The WorkFirst program is projected to have a shortfall of over $100 million for the 2005-07 biennium. In the summer of 2005, Governor Gregoire convened the WorkFirst Reexamination Workgroup to conduct a full-scale review of the program. At the Governor's request, the Workgroup submitted recommendations intended to make the program sustainable based on its current budget. The Governor did not propose implementing all of the cuts the Workgroup recommended; however, the Governor did propose full family sanctions for all TANF recipients who are not actively participating in the program.

Summary of Substitute Bill: Current law is changed to require DSHS to exempt families refusing to meet participation requirements from full-family sanctions. DSHS must maintain child safety net payments of no less than sixty percent of a family's monthly grant, and the grant must be paid to a protective payee.

Substitute Bill Compared to Original Bill: When a family is receiving child safety net payments, a protective payee must be assigned to pay for the basic needs of the household and to hold the remaining funds to provide for the needs of the child.

Appropriation: None.

Fiscal Note: Available.

Committee/Commission/Task Force Created: No.

Effective Date: Ninety days after adjournment of session in which bill is passed.

Testimony For (Human Services & Corrections): Children are unable to choose their parents. There must be a way in which to make sure that the children are not cut off from their basic needs while encouraging parents to participate in their work activities. Sanctioned families are more likely to end up in the child welfare system. The measure of success should be getting families into jobs with livable wages. DSHS caseworkers appear to be experiencing pressure to get TANF recipients off of the rolls. It is very important to support families and keep them together. This tendency should be assessed prior to imposing full family sanctions.

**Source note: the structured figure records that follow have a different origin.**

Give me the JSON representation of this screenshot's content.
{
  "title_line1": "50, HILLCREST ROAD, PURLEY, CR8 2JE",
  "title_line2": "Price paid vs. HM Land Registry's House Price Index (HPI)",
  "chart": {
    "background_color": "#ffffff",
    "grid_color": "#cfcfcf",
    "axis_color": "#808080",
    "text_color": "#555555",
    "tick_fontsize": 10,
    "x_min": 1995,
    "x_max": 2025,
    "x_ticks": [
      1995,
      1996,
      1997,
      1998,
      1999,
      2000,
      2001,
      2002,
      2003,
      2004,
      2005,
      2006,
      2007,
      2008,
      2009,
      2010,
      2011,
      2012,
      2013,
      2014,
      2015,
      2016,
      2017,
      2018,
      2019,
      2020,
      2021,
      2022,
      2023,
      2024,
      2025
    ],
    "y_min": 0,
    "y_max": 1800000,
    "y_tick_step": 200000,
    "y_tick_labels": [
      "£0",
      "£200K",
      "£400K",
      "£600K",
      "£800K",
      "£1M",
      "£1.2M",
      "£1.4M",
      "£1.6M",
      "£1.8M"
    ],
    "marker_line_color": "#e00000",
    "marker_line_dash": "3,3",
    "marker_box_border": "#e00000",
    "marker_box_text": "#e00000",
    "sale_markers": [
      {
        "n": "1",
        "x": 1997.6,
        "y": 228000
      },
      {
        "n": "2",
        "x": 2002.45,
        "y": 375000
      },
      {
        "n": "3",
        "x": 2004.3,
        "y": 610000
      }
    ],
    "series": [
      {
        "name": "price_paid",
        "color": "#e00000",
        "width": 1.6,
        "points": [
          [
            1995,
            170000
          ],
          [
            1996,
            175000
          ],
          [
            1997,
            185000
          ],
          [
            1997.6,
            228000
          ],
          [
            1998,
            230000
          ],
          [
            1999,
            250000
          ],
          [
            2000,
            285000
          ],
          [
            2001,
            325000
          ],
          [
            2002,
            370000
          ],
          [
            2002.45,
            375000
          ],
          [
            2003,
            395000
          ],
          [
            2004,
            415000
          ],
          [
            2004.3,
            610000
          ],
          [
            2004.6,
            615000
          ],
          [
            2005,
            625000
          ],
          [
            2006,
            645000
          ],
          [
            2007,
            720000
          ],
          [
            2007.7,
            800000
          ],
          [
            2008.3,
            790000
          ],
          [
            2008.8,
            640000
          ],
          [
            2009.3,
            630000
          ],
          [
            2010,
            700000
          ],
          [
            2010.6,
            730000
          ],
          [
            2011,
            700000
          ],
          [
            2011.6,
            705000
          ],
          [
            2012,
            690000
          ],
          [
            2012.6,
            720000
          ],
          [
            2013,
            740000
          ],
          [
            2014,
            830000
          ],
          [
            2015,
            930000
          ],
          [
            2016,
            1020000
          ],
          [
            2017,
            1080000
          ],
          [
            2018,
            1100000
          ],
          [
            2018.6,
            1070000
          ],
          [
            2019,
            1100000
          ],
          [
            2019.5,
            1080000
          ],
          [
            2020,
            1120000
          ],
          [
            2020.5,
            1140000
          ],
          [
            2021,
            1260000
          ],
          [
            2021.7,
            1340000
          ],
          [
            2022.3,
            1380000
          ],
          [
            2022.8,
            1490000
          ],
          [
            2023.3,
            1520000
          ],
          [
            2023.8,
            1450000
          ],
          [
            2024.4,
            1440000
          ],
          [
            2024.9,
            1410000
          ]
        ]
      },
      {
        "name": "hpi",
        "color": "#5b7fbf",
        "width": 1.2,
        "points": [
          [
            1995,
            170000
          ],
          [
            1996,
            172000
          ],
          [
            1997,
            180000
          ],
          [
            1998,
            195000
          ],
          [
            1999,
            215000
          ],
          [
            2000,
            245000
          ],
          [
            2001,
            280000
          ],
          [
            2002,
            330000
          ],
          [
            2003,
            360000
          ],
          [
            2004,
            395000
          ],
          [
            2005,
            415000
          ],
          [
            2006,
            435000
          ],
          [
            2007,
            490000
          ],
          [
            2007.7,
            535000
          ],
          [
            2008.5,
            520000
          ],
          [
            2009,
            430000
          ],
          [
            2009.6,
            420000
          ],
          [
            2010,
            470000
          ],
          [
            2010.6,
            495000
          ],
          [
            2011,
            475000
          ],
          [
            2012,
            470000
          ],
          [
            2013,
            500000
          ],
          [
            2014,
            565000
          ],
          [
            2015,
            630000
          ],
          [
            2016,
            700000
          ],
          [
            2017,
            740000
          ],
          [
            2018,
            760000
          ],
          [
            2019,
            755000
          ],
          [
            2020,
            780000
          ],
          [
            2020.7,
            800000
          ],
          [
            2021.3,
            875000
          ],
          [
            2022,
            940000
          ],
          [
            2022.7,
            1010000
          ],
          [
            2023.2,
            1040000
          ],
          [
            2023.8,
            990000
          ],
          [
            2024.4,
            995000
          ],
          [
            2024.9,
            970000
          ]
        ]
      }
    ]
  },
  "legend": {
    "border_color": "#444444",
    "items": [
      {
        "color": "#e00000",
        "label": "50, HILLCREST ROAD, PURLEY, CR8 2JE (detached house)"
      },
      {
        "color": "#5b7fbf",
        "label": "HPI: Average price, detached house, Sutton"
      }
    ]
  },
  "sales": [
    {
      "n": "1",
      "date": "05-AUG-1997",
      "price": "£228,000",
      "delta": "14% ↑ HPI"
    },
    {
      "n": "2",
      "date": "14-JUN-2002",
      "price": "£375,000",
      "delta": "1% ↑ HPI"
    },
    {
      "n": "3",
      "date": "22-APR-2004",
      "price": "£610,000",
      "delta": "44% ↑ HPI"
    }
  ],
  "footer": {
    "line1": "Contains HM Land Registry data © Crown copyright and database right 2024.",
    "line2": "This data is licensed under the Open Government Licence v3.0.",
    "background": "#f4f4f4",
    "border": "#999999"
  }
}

Testimony Against (Human Services & Corrections): This is part of the WorkFirst Re-Examination Project. DSHS must work to make the TANF program sustainable. The department is corroborating the self-reported reasons for sanctions. Caseworkers are able to provide clothing and transportation assistance. People are not sanctioned because of domestic violence, lack of transportation or lack of child care. The Governor's proposal allows 6 months prior to the imposition of full-family sanctions. In addition, caseworkers are required to work with families during that 6 month period to prevent the need for sanctions.

Who Testified (Human Services & Corrections): PRO: Senator Fairley, prime sponsor; Elizabeth Schott, citizen; Tyra Lindquist, Washington State Coalition Against Domestic Violence; Tony Lee, Freemont Public Association; Sarah Cherin, Children's Alliance,;Laurie Lippold, Children's Home Society; Monica Peabody and Holly Jones, Welfare Rights Organizing Coalition.

CON: Deb Marley, DSHS.

Testimony For (Ways & Means): This bill is important to protect children. The fiscal impact shown on the fiscal note may be too high. Instead of imposing full family sanctions, the Legislature could cut Job Search programs or direct the Governor to find savings in another manner.

Testimony Against (Ways & Means): None.

Who Testified (Ways & Means): PRO: Tony Lee, Fremont Public Association.